Произнеся эту фразу, я нагнулся, схватил темно-бордовый
махровый халат и мигом накинул себе на плечи.
– А тапки? – не успокаивался хозяин.
– Тоже мои.
– Ты ж в ботинках?
– Ну да, – я начал изворачиваться, словно червяк,
прижатый к земле лопатой, – верно, я в штиблетах, но ведь нехорошо в
уличной обуви по чужой квартире ходить! Поэтому я сунул ноги в тапки!
– В туфлях?
– Да, – рискуя выглядеть идиотом, согласился я.
– Чего же в одних шлепках не пришел?
– Право, невоспитанно демонстрировать голые пятки, поэтому я
сначала нацепил мокасины, а уж на них тапки, дабы не попортить ваш паркет.
– Жень, ты пойдешь Че искать? – дрожащим голосом
напомнила Юля.
– Ага, – засуетился муж, – бегу вниз.
– Па, и я с тобой, – попросила Люся.
– Нет, – отказал ей отец.
– Возьми уж ее, – вздохнула Юля.
– Ладно, пошли, – смилостивился родитель, – давай,
Ваня, с нами!
– Спасибо за предложение, но я не закончил домашние
дела, – мигом открестился я от продолжения забавы и, неся на плечах халат
Мамонова, а на ногах его тапки, гордо удалился домой. Пусть теперь Юля сама
разруливает ситуацию, надеюсь, Сергей не начнет чихать до того, как Евгений и
девочка покинут квартиру.
* * *
На следующий день, около одиннадцати утра, тщательно изучив
карту Подмосковья, я отправился к платформе Пролетово.
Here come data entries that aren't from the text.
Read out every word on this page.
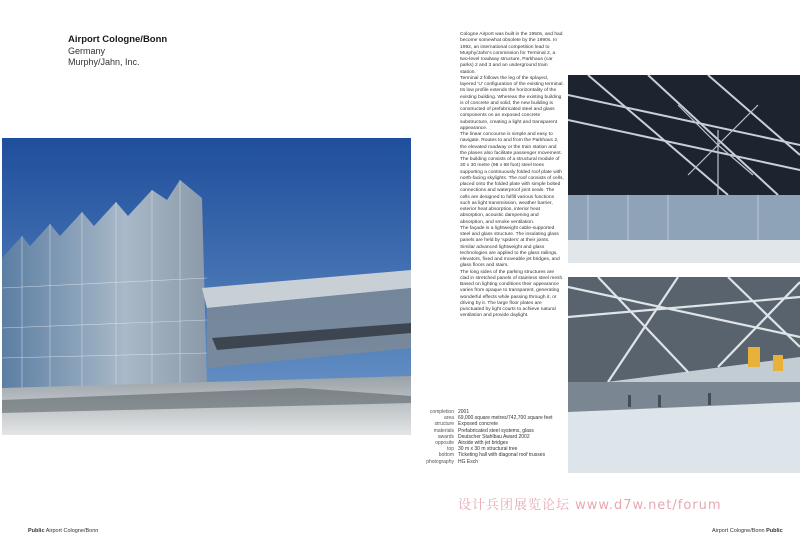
Airport Cologne/Bonn
Germany
Murphy/Jahn, Inc.

Cologne Airport was built in the 1950s, and had become somewhat obsolete by the 1990s. In 1992, an international competition lead to Murphy/Jahn's commission for Terminal 2, a two-level roadway structure, Parkhaus (car parks) 2 and 3 and an underground train station.

Terminal 2 follows the leg of the splayed, layered 'U' configuration of the existing terminal. Its low profile extends the horizontality of the existing building. Whereas the existing building is of concrete and solid, the new building is constructed of prefabricated steel and glass components on an exposed concrete substructure, creating a light and transparent appearance.

The linear concourse is simple and easy to navigate. Routes to and from the Parkhaus 2, the elevated roadway or the train station and the planes also facilitate passenger movement.

The building consists of a structural module of 30 x 30 metre (98 x 98 foot) steel trees supporting a continuously folded roof plate with north-facing skylights. The roof consists of cells, placed onto the folded plate with simple bolted connections and waterproof joint seals. The cells are designed to fulfill various functions such as light transmission, weather barrier, exterior heat absorption, interior heat absorption, acoustic dampening and absorption, and smoke ventilation.

The façade is a lightweight cable-supported steel and glass structure. The insulating glass panels are held by 'spiders' at their joints. Similar advanced lightweight and glass technologies are applied to the glass railings, elevators, fixed and moveable jet bridges, and glass floors and stairs.

The long sides of the parking structures are clad in stretched panels of stainless steel mesh. Based on lighting conditions their appearance varies from opaque to transparent, generating wonderful effects while passing through it, or driving by it. The large floor plates are punctuated by light courts to achieve natural ventilation and provide daylight.

completion 2001
area 69,000 square metres/742,700 square feet
structure Exposed concrete
materials Prefabricated steel systems, glass
awards Deutscher Stahlbau Award 2002
opposite Airside with jet bridges
top 30 m x 30 m structural tree
bottom Ticketing hall with diagonal roof trusses
photography HG Esch
设计兵团展览论坛 www.d7w.net/forum
Public Airport Cologne/Bonn	Airport Cologne/Bonn Public
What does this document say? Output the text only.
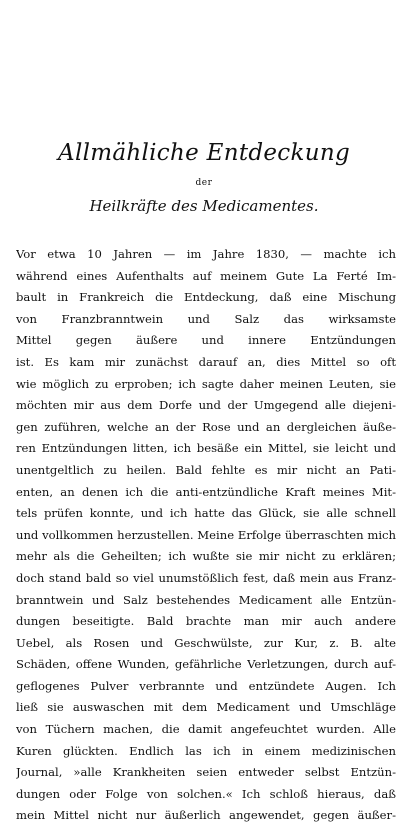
Allmähliche Entdeckung
der
Heilkräfte des Medicamentes.
Vor etwa 10 Jahren — im Jahre 1830, — machte ich
während eines Aufenthalts auf meinem Gute La Ferté Im-
bault in Frankreich die Entdeckung, daß eine Mischung
von Franzbranntwein und Salz das wirksamste
Mittel gegen äußere und innere Entzündungen
ist. Es kam mir zunächst darauf an, dies Mittel so oft
wie möglich zu erproben; ich sagte daher meinen Leuten, sie
möchten mir aus dem Dorfe und der Umgegend alle diejeni-
gen zuführen, welche an der Rose und an dergleichen äuße-
ren Entzündungen litten, ich besäße ein Mittel, sie leicht und
unentgeltlich zu heilen. Bald fehlte es mir nicht an Pati-
enten, an denen ich die anti-entzündliche Kraft meines Mit-
tels prüfen konnte, und ich hatte das Glück, sie alle schnell
und vollkommen herzustellen. Meine Erfolge überraschten mich
mehr als die Geheilten; ich wußte sie mir nicht zu erklären;
doch stand bald so viel unumstößlich fest, daß mein aus Franz-
branntwein und Salz bestehendes Medicament alle Entzün-
dungen beseitigte. Bald brachte man mir auch andere
Uebel, als Rosen und Geschwülste, zur Kur, z. B. alte
Schäden, offene Wunden, gefährliche Verletzungen, durch auf-
geflogenes Pulver verbrannte und entzündete Augen. Ich
ließ sie auswaschen mit dem Medicament und Umschläge
von Tüchern machen, die damit angefeuchtet wurden. Alle
Kuren glückten. Endlich las ich in einem medizinischen
Journal, »alle Krankheiten seien entweder selbst Entzün-
dungen oder Folge von solchen.« Ich schloß hieraus, daß
mein Mittel nicht nur äußerlich angewendet, gegen äußer-
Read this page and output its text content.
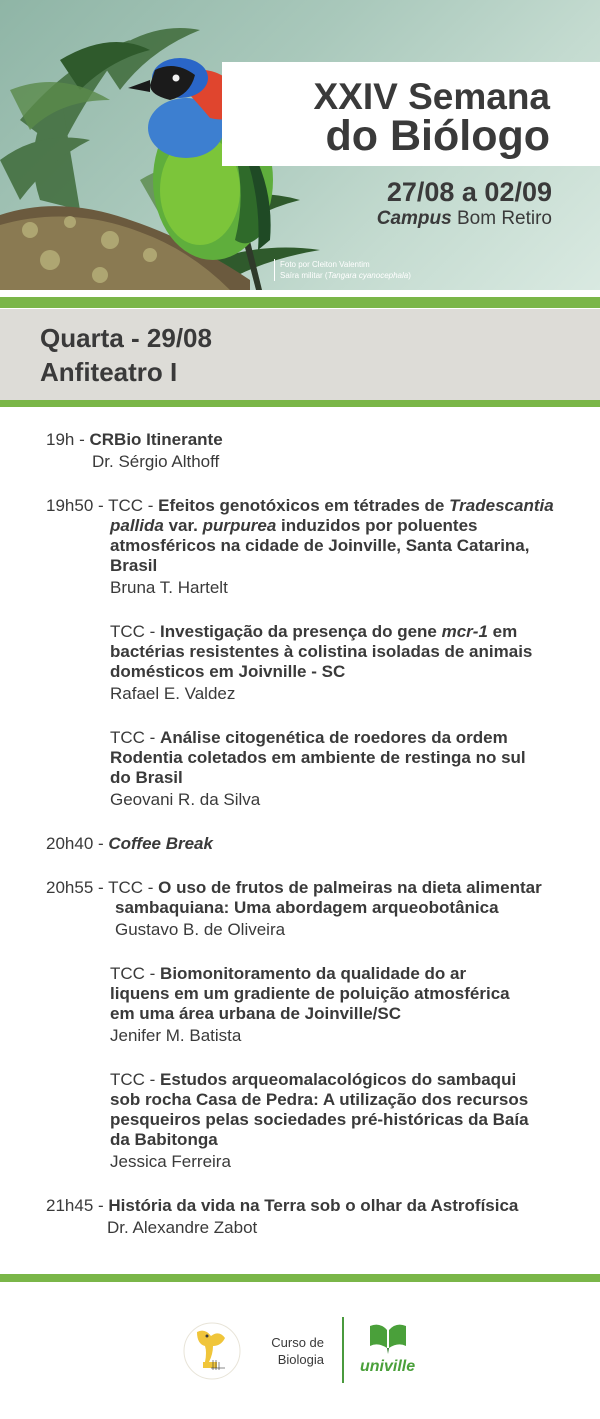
XXIV Semana
do Biólogo
27/08 a 02/09
Campus Bom Retiro
Foto por Cleiton Valentim
Saíra militar (Tangara cyanocephala)
Quarta - 29/08
Anfiteatro I
19h - CRBio Itinerante
Dr. Sérgio Althoff
19h50 - TCC - Efeitos genotóxicos em tétrades de Tradescantia
pallida var. purpurea induzidos por poluentes
atmosféricos na cidade de Joinville, Santa Catarina,
Brasil
Bruna T. Hartelt
TCC - Investigação da presença do gene mcr-1 em
bactérias resistentes à colistina isoladas de animais
domésticos em Joivnille - SC
Rafael E. Valdez
TCC - Análise citogenética de roedores da ordem
Rodentia coletados em ambiente de restinga no sul
do Brasil
Geovani R. da Silva
20h40 - Coffee Break
20h55 - TCC - O uso de frutos de palmeiras na dieta alimentar
sambaquiana: Uma abordagem arqueobotânica
Gustavo B. de Oliveira
TCC - Biomonitoramento da qualidade do ar
liquens em um gradiente de poluição atmosférica
em uma área urbana de Joinville/SC
Jenifer M. Batista
TCC - Estudos arqueomalacológicos do sambaqui
sob rocha Casa de Pedra: A utilização dos recursos
pesqueiros pelas sociedades pré-históricas da Baía
da Babitonga
Jessica Ferreira
21h45 - História da vida na Terra sob o olhar da Astrofísica
Dr. Alexandre Zabot
Curso de
Biologia univille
Путь оказался неблизким, гнать «Жигули», как Марина свой
джип, я не мог. Моя машина, увы, сделана в России, живет на свете не первый год
и успела обзавестись старческими болячками. Но в конце концов я добрался до
нужного места и начал осматриваться. Конечно, ночью пейзаж выглядит иначе, чем
днем, но кое-какие приметы остались, допустим, та же платформа.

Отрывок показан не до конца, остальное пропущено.